Marshmallows is in some ways very much the same, as it relies on a similar tension, but the way the tension comes out is often more overt. “I Wear the Gold” sounds downright menacing, with McMahon’s quick-strummed guitar and chugging drums. Faint vocal melodies sound like a train in the distance, and the song stays instrumental as the band once again threatens to break loose but never does. It’s probably the most Slint moment on the record, with the loudest guitars on either EP.

The rest of Marshmallows, with the exception of “Salo”, is much quieter, perhaps quieter than Fight Songs. And you can hear the band building towards the sound they’d use on their equally excellent full length album. If there’s a weakness to be found in all of this, its probably in the lyrics. There aren’t lines here that will blow you away, or really even any you’ll remember after the disc ends. McMahon’s lyrics about “crackheads and assassins”, among other things, are far from awe-inspiring (except when in “Salo” he sings “She kicks but they hold her legs”).

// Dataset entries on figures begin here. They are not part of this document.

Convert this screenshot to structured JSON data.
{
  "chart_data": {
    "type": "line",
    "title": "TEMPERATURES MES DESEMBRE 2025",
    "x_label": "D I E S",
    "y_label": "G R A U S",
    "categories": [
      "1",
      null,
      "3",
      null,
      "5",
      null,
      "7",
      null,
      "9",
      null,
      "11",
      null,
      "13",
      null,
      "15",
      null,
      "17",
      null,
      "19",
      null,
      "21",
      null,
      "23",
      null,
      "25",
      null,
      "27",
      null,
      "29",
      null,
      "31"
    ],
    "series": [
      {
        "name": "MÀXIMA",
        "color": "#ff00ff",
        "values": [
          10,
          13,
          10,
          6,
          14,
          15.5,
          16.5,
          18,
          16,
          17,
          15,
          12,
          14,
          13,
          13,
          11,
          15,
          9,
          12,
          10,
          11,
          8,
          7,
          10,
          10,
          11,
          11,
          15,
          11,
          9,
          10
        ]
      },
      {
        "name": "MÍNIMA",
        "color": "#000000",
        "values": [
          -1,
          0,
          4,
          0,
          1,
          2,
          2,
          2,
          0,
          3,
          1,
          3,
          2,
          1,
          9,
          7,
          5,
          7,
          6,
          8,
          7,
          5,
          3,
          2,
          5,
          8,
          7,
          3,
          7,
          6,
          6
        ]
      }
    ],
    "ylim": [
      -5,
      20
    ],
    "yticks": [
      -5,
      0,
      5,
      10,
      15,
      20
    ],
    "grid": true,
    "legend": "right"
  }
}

Still, to get bogged down in the lyrics is to miss the point. The For Carnation spent their career pulling the string as tight as they could, all the while wondering if they pulled it tight enough, would it cease to make a sound when plucked? Could you put so much tension in the string that it would cease to vibrate? And is there a perfect moment, a tiny window where the string will be too tight to vibrate and still not snap? The For Carnation spent three releases finding that perfect moment, and one can only hope that, with the reissue of Promised Works, more people will be hunched over, ear to the speaker, waiting for the snapping sound that never comes, and loving every minute of it.